A sentimental juvenile buddy comedy that lacks taste and humor but might have a heart I’m not giving enough credit for (actually I doubt that). It’s a soggy bromance by director Luke Greenfield (“Let’s Be Cops“) and writers Jason Shuman and Eduardo Cisneros, from a story by Ali Roi and Cisneros. It’s about a tense Mexican aviation executive Renato (Luis Gerardo Méndez) and his secret nerdy younger free-spirited American brother, Asher (Connor Del Rio), that he never knew about and how they finally met.

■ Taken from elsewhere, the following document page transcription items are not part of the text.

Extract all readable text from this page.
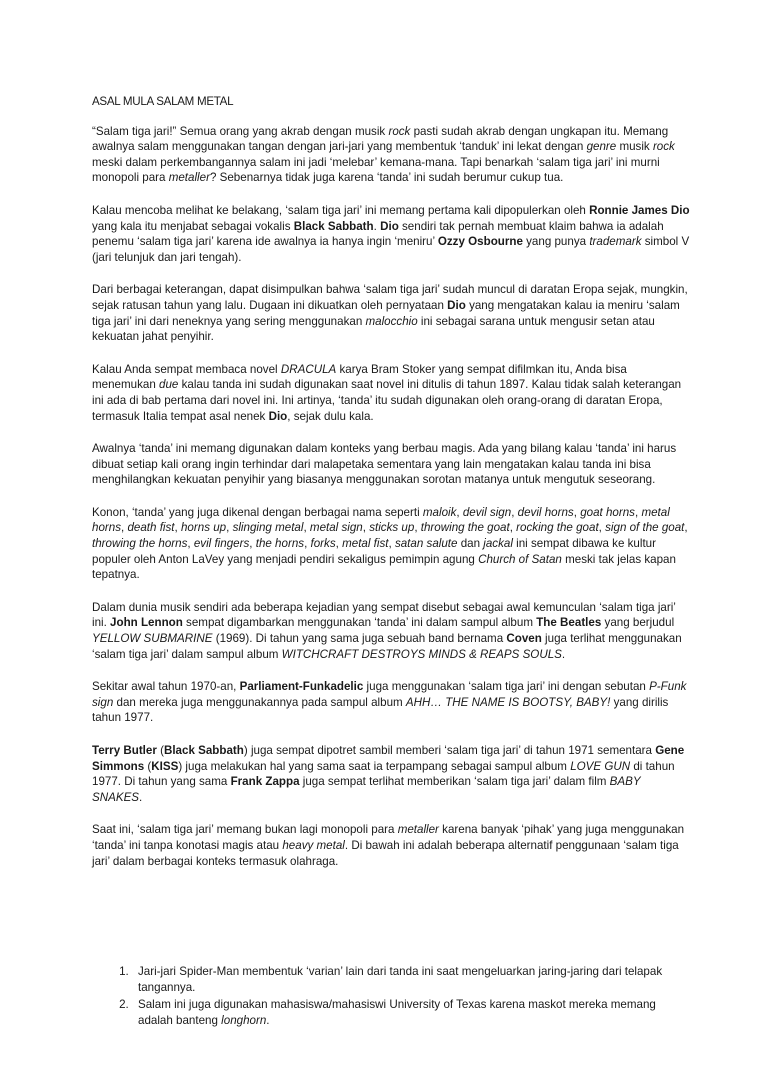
ASAL MULA SALAM METAL

“Salam tiga jari!” Semua orang yang akrab dengan musik rock pasti sudah akrab dengan ungkapan itu. Memang awalnya salam menggunakan tangan dengan jari-jari yang membentuk ‘tanduk’ ini lekat dengan genre musik rock meski dalam perkembangannya salam ini jadi ‘melebar’ kemana-mana. Tapi benarkah ‘salam tiga jari’ ini murni monopoli para metaller? Sebenarnya tidak juga karena ‘tanda’ ini sudah berumur cukup tua.

Kalau mencoba melihat ke belakang, ‘salam tiga jari’ ini memang pertama kali dipopulerkan oleh Ronnie James Dio yang kala itu menjabat sebagai vokalis Black Sabbath. Dio sendiri tak pernah membuat klaim bahwa ia adalah penemu ‘salam tiga jari’ karena ide awalnya ia hanya ingin ‘meniru’ Ozzy Osbourne yang punya trademark simbol V (jari telunjuk dan jari tengah).

Dari berbagai keterangan, dapat disimpulkan bahwa ‘salam tiga jari’ sudah muncul di daratan Eropa sejak, mungkin, sejak ratusan tahun yang lalu. Dugaan ini dikuatkan oleh pernyataan Dio yang mengatakan kalau ia meniru ‘salam tiga jari’ ini dari neneknya yang sering menggunakan malocchio ini sebagai sarana untuk mengusir setan atau kekuatan jahat penyihir.

Kalau Anda sempat membaca novel DRACULA karya Bram Stoker yang sempat difilmkan itu, Anda bisa menemukan due kalau tanda ini sudah digunakan saat novel ini ditulis di tahun 1897. Kalau tidak salah keterangan ini ada di bab pertama dari novel ini. Ini artinya, ‘tanda’ itu sudah digunakan oleh orang-orang di daratan Eropa, termasuk Italia tempat asal nenek Dio, sejak dulu kala.

Awalnya ‘tanda’ ini memang digunakan dalam konteks yang berbau magis. Ada yang bilang kalau ‘tanda’ ini harus dibuat setiap kali orang ingin terhindar dari malapetaka sementara yang lain mengatakan kalau tanda ini bisa menghilangkan kekuatan penyihir yang biasanya menggunakan sorotan matanya untuk mengutuk seseorang.

Konon, ‘tanda’ yang juga dikenal dengan berbagai nama seperti maloik, devil sign, devil horns, goat horns, metal horns, death fist, horns up, slinging metal, metal sign, sticks up, throwing the goat, rocking the goat, sign of the goat, throwing the horns, evil fingers, the horns, forks, metal fist, satan salute dan jackal ini sempat dibawa ke kultur populer oleh Anton LaVey yang menjadi pendiri sekaligus pemimpin agung Church of Satan meski tak jelas kapan tepatnya.

Dalam dunia musik sendiri ada beberapa kejadian yang sempat disebut sebagai awal kemunculan ‘salam tiga jari’ ini. John Lennon sempat digambarkan menggunakan ‘tanda’ ini dalam sampul album The Beatles yang berjudul YELLOW SUBMARINE (1969). Di tahun yang sama juga sebuah band bernama Coven juga terlihat menggunakan ‘salam tiga jari’ dalam sampul album WITCHCRAFT DESTROYS MINDS & REAPS SOULS.

Sekitar awal tahun 1970-an, Parliament-Funkadelic juga menggunakan ‘salam tiga jari’ ini dengan sebutan P-Funk sign dan mereka juga menggunakannya pada sampul album AHH… THE NAME IS BOOTSY, BABY! yang dirilis tahun 1977.

Terry Butler (Black Sabbath) juga sempat dipotret sambil memberi ‘salam tiga jari’ di tahun 1971 sementara Gene Simmons (KISS) juga melakukan hal yang sama saat ia terpampang sebagai sampul album LOVE GUN di tahun 1977. Di tahun yang sama Frank Zappa juga sempat terlihat memberikan ‘salam tiga jari’ dalam film BABY SNAKES.

Saat ini, ‘salam tiga jari’ memang bukan lagi monopoli para metaller karena banyak ‘pihak’ yang juga menggunakan ‘tanda’ ini tanpa konotasi magis atau heavy metal. Di bawah ini adalah beberapa alternatif penggunaan ‘salam tiga jari’ dalam berbagai konteks termasuk olahraga.

1. Jari-jari Spider-Man membentuk ‘varian’ lain dari tanda ini saat mengeluarkan jaring-jaring dari telapak tangannya.
2. Salam ini juga digunakan mahasiswa/mahasiswi University of Texas karena maskot mereka memang adalah banteng longhorn.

When in the ’90s amid a recession in Mexico, Renato’s loving engineer father, Flavio (Juan Pablo Espinosa), who inspired Renato in his love of planes, never comes back to his wife and family in Mexico after working in the United States. One day, after a long time away, his father’s current wife, the American, Katherine (Ashley Poole), calls the adult Renato, a hater of the States, to tell him his sick father is in the hospital and wishes to see him in Chicago. After meeting his playful father, a lover of games, Flavio introduces the surprised and embittered Renato to his unknown unemployed, grating,  ginger-haired brother Asher and sends the two of them on a distant scavenger hunt together in Asher’s Mercedes, whereby they look for a key, a pawnshop ticket, a combination safe and like “Rosebud,” in Citizen Kane, dad’s answer to his riddle of “Eloise.” Dad promises he will reveal all secrets after the game, as he wants his stranger sons to spend some time together and get to know each other by bonding.

The lessons learned are: Asher learns to stick up for himself while Renato, about to marry Pamela (Pia Watson) and become a stepfather to her nonverbal son Emilio (Mike Salazar), tries to see if he can give more empathy to his stepchild.

 If this slight film was any more slight, it would vanish (the gags don’t work, stereotyping each country with digs was insulting, the messages seem blank and the film seems as dumb as a Mexican-USA border dispute over racism). It sends a message (to me a futile one) about immigration policies keeping families apart.

I found that this plot hardly explains why dad never contacted his family in all his time away. It’s also hard to like characters who are not likable and a film that’s so poorly executed.